3 CES Trends To Change Events
CES is one of the world's biggest technology trade shows, attracting 160,000 visitors to Las Vegas every January.
I’ve taken a careful look at the emerging trends and themes from CES. And considered how those tech trends will change the events landscape.
1. Tailored Wearables (and data analytics)
When my sister received a Moto 360 smartwatch at Christmas, I realised wearables are going mainstream. Watch manufacturers such as Fossil and Tag Heuer are starting to bring new smart watches to market and crucially, making them fashionable.

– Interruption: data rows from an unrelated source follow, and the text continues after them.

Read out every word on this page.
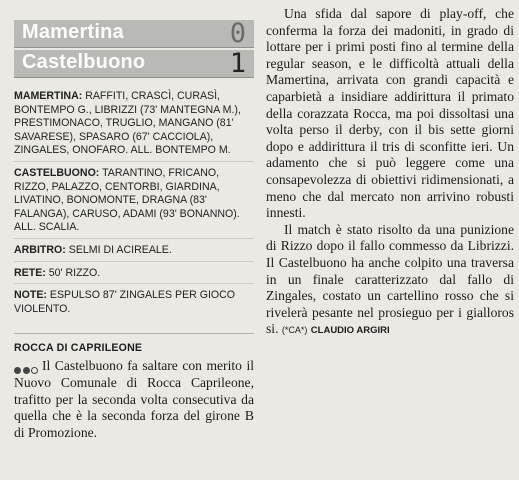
Mamertina	0
Castelbuono	1
MAMERTINA: RAFFITI, CRASCÌ, CURASÌ, BONTEMPO G., LIBRIZZI (73' MANTEGNA M.), PRESTIMONACO, TRUGLIO, MANGANO (81' SAVARESE), SPASARO (67' CACCIOLA), ZINGALES, ONOFARO. ALL. BONTEMPO M.
CASTELBUONO: TARANTINO, FRICANO, RIZZO, PALAZZO, CENTORBI, GIARDINA, LIVATINO, BONOMONTE, DRAGNA (83' FALANGA), CARUSO, ADAMI (93' BONANNO). ALL. SCALIA.
ARBITRO: SELMI DI ACIREALE.
RETE: 50' RIZZO.
NOTE: ESPULSO 87' ZINGALES PER GIOCO VIOLENTO.
ROCCA DI CAPRILEONE
Il Castelbuono fa saltare con merito il Nuovo Comunale di Rocca Caprileone, trafitto per la seconda volta consecutiva da quella che è la seconda forza del girone B di Promozione.

Una sfida dal sapore di play-off, che conferma la forza dei madoniti, in grado di lottare per i primi posti fino al termine della regular season, e le difficoltà attuali della Mamertina, arrivata con grandi capacità e caparbietà a insidiare addirittura il primato della corazzata Rocca, ma poi dissoltasi una volta perso il derby, con il bis sette giorni dopo e addirittura il tris di sconfitte ieri. Un adamento che si può leggere come una consapevolezza di obiettivi ridimensionati, a meno che dal mercato non arrivino robusti innesti.

Il match è stato risolto da una punizione di Rizzo dopo il fallo commesso da Librizzi. Il Castelbuono ha anche colpito una traversa in un finale caratterizzato dal fallo di Zingales, costato un cartellino rosso che si rivelerà pesante nel prosieguo per i gialloros si. (*CA*) CLAUDIO ARGIRI
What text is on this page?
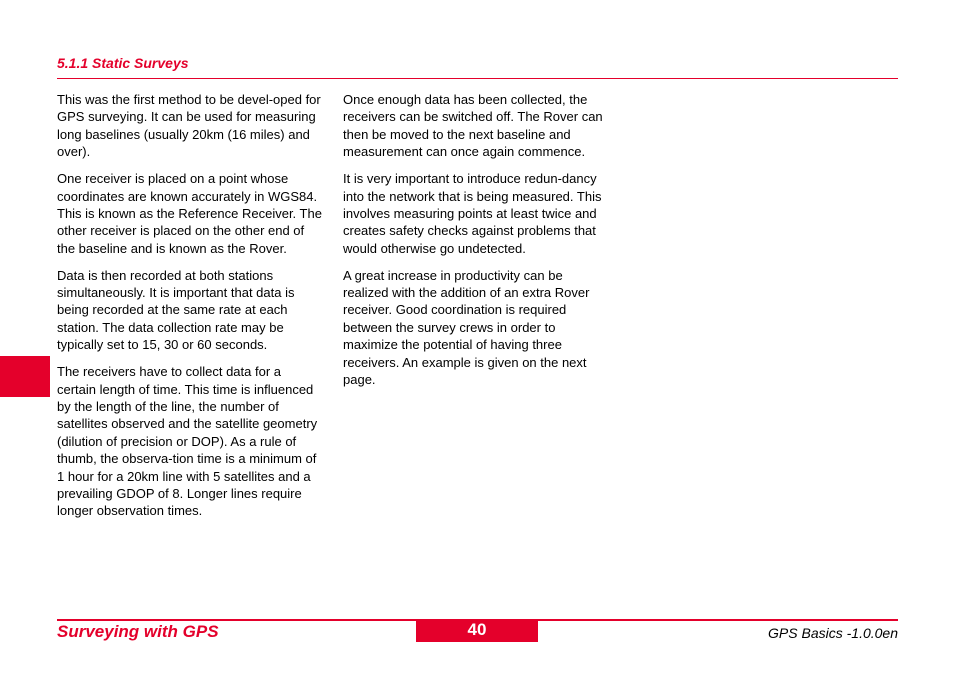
5.1.1 Static Surveys

This was the first method to be devel-oped for GPS surveying. It can be used for measuring long baselines (usually 20km (16 miles) and over).

One receiver is placed on a point whose coordinates are known accurately in WGS84. This is known as the Reference Receiver. The other receiver is placed on the other end of the baseline and is known as the Rover.

Data is then recorded at both stations simultaneously. It is important that data is being recorded at the same rate at each station. The data collection rate may be typically set to 15, 30 or 60 seconds.

The receivers have to collect data for a certain length of time. This time is influenced by the length of the line, the number of satellites observed and the satellite geometry (dilution of precision or DOP). As a rule of thumb, the observa-tion time is a minimum of 1 hour for a 20km line with 5 satellites and a prevailing GDOP of 8. Longer lines require longer observation times.

Once enough data has been collected, the receivers can be switched off. The Rover can then be moved to the next baseline and measurement can once again commence.

It is very important to introduce redun-dancy into the network that is being measured. This involves measuring points at least twice and creates safety checks against problems that would otherwise go undetected.

A great increase in productivity can be realized with the addition of an extra Rover receiver. Good coordination is required between the survey crews in order to maximize the potential of having three receivers. An example is given on the next page.

Surveying with GPS	40	GPS Basics -1.0.0en
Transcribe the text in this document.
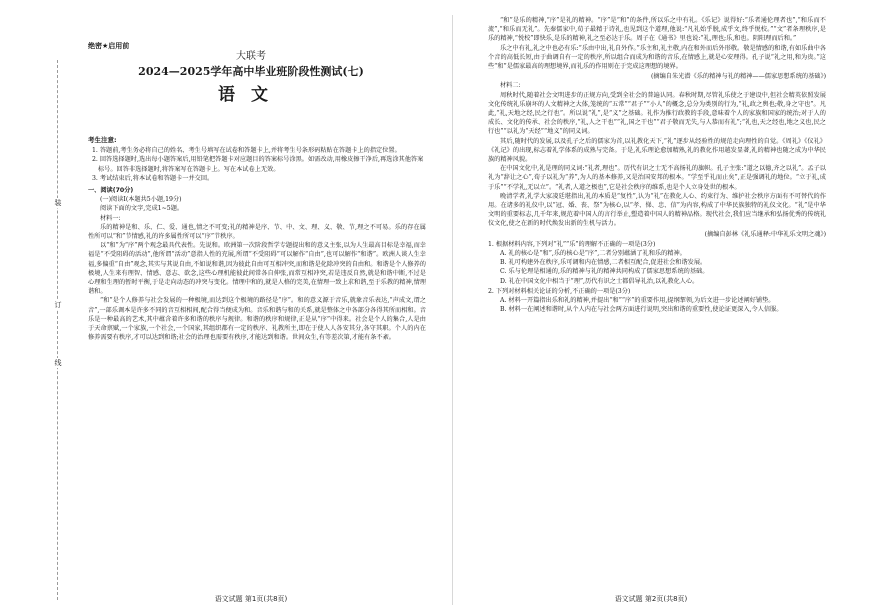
装
订
线
绝密★启用前
大联考
2024—2025学年高中毕业班阶段性测试(七)
语文
考生注意:
1. 答题前,考生务必将自己的姓名、考生号填写在试卷和答题卡上,并将考生号条形码粘贴在答题卡上的指定位置。
2. 回答选择题时,选出每小题答案后,用铅笔把答题卡对应题目的答案标号涂黑。如需改动,用橡皮擦干净后,再选涂其他答案标号。回答非选择题时,将答案写在答题卡上。写在本试卷上无效。
3. 考试结束后,将本试卷和答题卡一并交回。
一、阅读(70分)
(一)阅读Ⅰ(本题共5小题,19分)
阅读下面的文字,完成1~5题。
材料一:

乐的精神是和、乐、仁、爱、通也,情之不可变;礼的精神是序、节、中、文、理、义、敬、节,理之不可易。乐的存在属性所可以“和”节情感,礼的许多属性所可以“序”节秩序。

以“和”为“序”两个观念最具代表性。先说和。欧洲第一次阶段哲学专题提出和的意义主张,以为人生最高目标是幸福,而幸福是“不受阻碍的活动”,他所谓“活动”意指人性的充展,所谓“不受阻碍”可以解作“自由”,也可以解作“和谐”。欧洲人谈人生幸福,多偏重“自由”观念,其实与其说自由,不如说和谐,因为彼此自由可互相冲突,而和谐是化除冲突的自由和。和谐是个人修养的极境,人生来有理智、情感、意志、欲念,这些心理机能彼此间常各自伸张,而常互相冲突,若是违反自然,就是和谐中断,不过是心理和生理的暂时平衡,于是走向动态的冲突与变化。情理中和的,就是人格的完美,在情理一致上求和谐,至于乐教的精神,情理谐和。

“和”是个人修养与社会发展的一种极境,而达到这个极境的路径是“序”。和的意义源于音乐,就象音乐表达,“声成文,谓之音”,一部乐调本是许多不同的音互相相间,配合得当便成为和。音乐和谐与和的关系,就是整体之中各部分各得其所而相和。音乐是一种最高的艺术,其中蕴含着许多和谐的秩序与规律。和谐的秩序和规律,正是从“序”中得来。社会是个人的集合,人是由于天命禀赋,一个家族,一个社会,一个国家,其组织都有一定的秩序、礼教所主,即在于使人人各安其分,各守其职。个人的内在修养需要有秩序,才可以达到和谐;社会的治理也需要有秩序,才能达到和谐。世间众生,有等差次第,才能有条不紊。

语文试题 第1页(共8页)

“和”是乐的精神,“序”是礼的精神。“序”是“和”的条件,所以乐之中有礼。《乐记》说得好:“乐者通伦理者也”,“和乐而不流”,“和乐而无礼”。先秦儒家中,荀子最精于诗礼,也见到这个道理,他说:“凡礼始乎脱,成乎文,终乎悦校。”“文”者条理秩序,是乐的精神,“悦校”即快乐,是乐的精神,礼之至必达于乐。周子在《通书》里也说:“礼,理也;乐,和也。阴阳理而后和。”

乐之中有礼,礼之中也必有乐:“乐由中出,礼自外作。”乐主和,礼主敬,内在和外而后外形敬。敬是情感的和谐,有如乐曲中各个音的高低长短,由于曲调自有一定的秩序,所以组合而成为和谐的音乐,在情感上,就是心安理得。孔子说“礼之用,和为贵。”这些“和”是儒家最高的理想境界,而礼乐的作用则在于完成这理想的境界。

(摘编自朱光潜《乐的精神与礼的精神——儒家思想系统的基础》)
材料二:

周秋时代,随着社会文明进步的正规方向,受到全社会的普遍认同。春秋时期,尽管礼乐使之于建设中,但社会精英依照发展文化传统礼乐崩坏的人文精神之大体,笼统的“五常”“君子”“小人”的概念,总分为类别的行为,“礼,政之舆也;敬,身之守也”。凡此,“礼,天地之经,民之行也”。所以说“礼”,是“义”之基础。礼作为推行政教的手段,意味着个人的家族和国家的统治;对于人的成长、文化的传承、社会的秩序,“礼,人之干也”“礼,国之干也”“君子敬而无失,与人恭而有礼”;“礼也,天之经也,地之义也,民之行也”“以礼为“天经”“地义”的同义词。

其后,随时代的发展,以及孔子之后的儒家为首,以礼教化天下,“礼”逐步从经验性的规范走向理性的自觉。《周礼》《仪礼》《礼记》的出现,标志着礼学体系的成熟与完备。于是,礼乐理论愈加精熟,礼的教化作用越发显著,礼的精神也随之成为中华民族的精神风貌。

在中国文化中,礼是理的同义词:“礼者,理也”。历代有识之士无不高扬礼的旗帜。孔子主张:“道之以德,齐之以礼”。孟子以礼为“辞让之心”,荀子以礼为“养”,为人的基本修养,又是治国安邦的根本。“学至乎礼而止矣”,正是强调礼的地位。“立于礼,成于乐”“不学礼,无以立”。“礼者,人道之极也”,它是社会秩序的维系,也是个人立身处世的根本。

晚清学者,礼学大家凌廷堪指出,礼的本质是“复性”,认为“礼”在教化人心、约束行为、维护社会秩序方面有不可替代的作用。在诸多的礼仪中,以“冠、婚、丧、祭”为核心,以“孝、悌、忠、信”为内容,构成了中华民族独特的礼仪文化。“礼”是中华文明的重要标志,几千年来,规范着中国人的言行举止,塑造着中国人的精神品格。现代社会,我们应当继承和弘扬优秀的传统礼仪文化,使之在新的时代焕发出新的生机与活力。

(摘编自彭林《礼乐通释:中华礼乐文明之魂》)
1. 根据材料内容,下列对“礼”“乐”的理解不正确的一项是(3分)
A. 礼的核心是“和”,乐的核心是“序”,二者分别蕴涵了礼和乐的精神。
B. 礼可构建外在秩序,乐可调和内在情感,二者相互配合,促进社会和谐发展。
C. 乐与伦理是相通的,乐的精神与礼的精神共同构成了儒家思想系统的基础。
D. 礼在中国文化中相当于“理”,历代有识之士都倡导礼治,以礼教化人心。
2. 下列对材料相关论证的分析,不正确的一项是(3分)
A. 材料一开篇指出乐和礼的精神,并提出“和”“序”的重要作用,提纲挈领,为后文进一步论述阐好铺垫。
B. 材料一在阐述和谐时,从个人内在与社会两方面进行说明,突出和谐的重要性,使论证更深入,令人信服。
语文试题 第2页(共8页)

Many of the exercise inclined have been wearing technology to monitor their health and performance in the guise of fitbits and the like for some time now. Smart clothing is the natural progression and now clothing brands such as Adidas and Ralph Lauren are showing off clothing for monitoring every little bit of an enthusiasts blood, sweat and tears.
Much of the wearable tech available so far has been large, clunky and short on battery life. CES 2015 promises this technology will vanish from sight. Then wearables will be embraced by event organisers and delegates alike. Who wants to carry multiple devices if the tech can be embedded in your wrist watch or clothing which will handle many of the interactions for you.
Just because you are wearing technology, doesn’t mean it is smart or will be useful. Working out how to make sense and analyse the data collected by the device will be crucial.
In the short to medium term, wearables will be useful for sharing notifications, location based real time snippets of event information, sharing contact details, mapping and directions as well as measuring engagement. Longer term, there is potential for wearables to enhance registration, networking, scheduling meetings and team building activities.
2. Amazing Drones Deliver
Drones are technology with wings set to take off to be a $1Bn dollar market in 3 years. Mini versions of drones, like the Parrot, are now available and relatively affordable.
At events, drones will offer a different perspective on your team building or table breakout activities. A drone will hover above groups sending a video feed back to the main screen.
During team building activities drones will record the activity from above. Drones could be used as part of the game itself, using the devices as information or resources carriers between groups or individuals.
3. WALL-E Robots
Home robots are coming, not to take over the world like Skynet in Terminator, but to handle the mundanity of life such as cleaning, tend the garden, help the kids to learn or keep an eye on an elderly person.
Robots take no sick days, no vacations and need no breaks. The FT ran an article this week about the first temp agency for robots.
Robots at events have potential to manage registration, serve drinks, show delegates the way, maybe even speak or participate as delegates. If there’s a robot temp agency now, will robots one day hold and attend their own events?
Some other exciting tech spotted at this year's CES includes:
Rapid Charging: developed by Israeli company StoreDot and backed by the Chelsea FC owner Roman Abramovich. The tech promises a full charge in the same time it takes to boil a kettle. Since mobile devices are hampered by battery stamina, the prospect of rapid charging could make a big difference.
Smart Skateboards: Keep your eye open next Christmas for the latest smart toys being promoted to your children such as the mini drone or the Yuneec E-Go Cruiser skateboard.
Intelligent Cars: Your next new car will be smart and probably be a better driver than you. Apple and Google are battling to dominate the brain of your smarter car.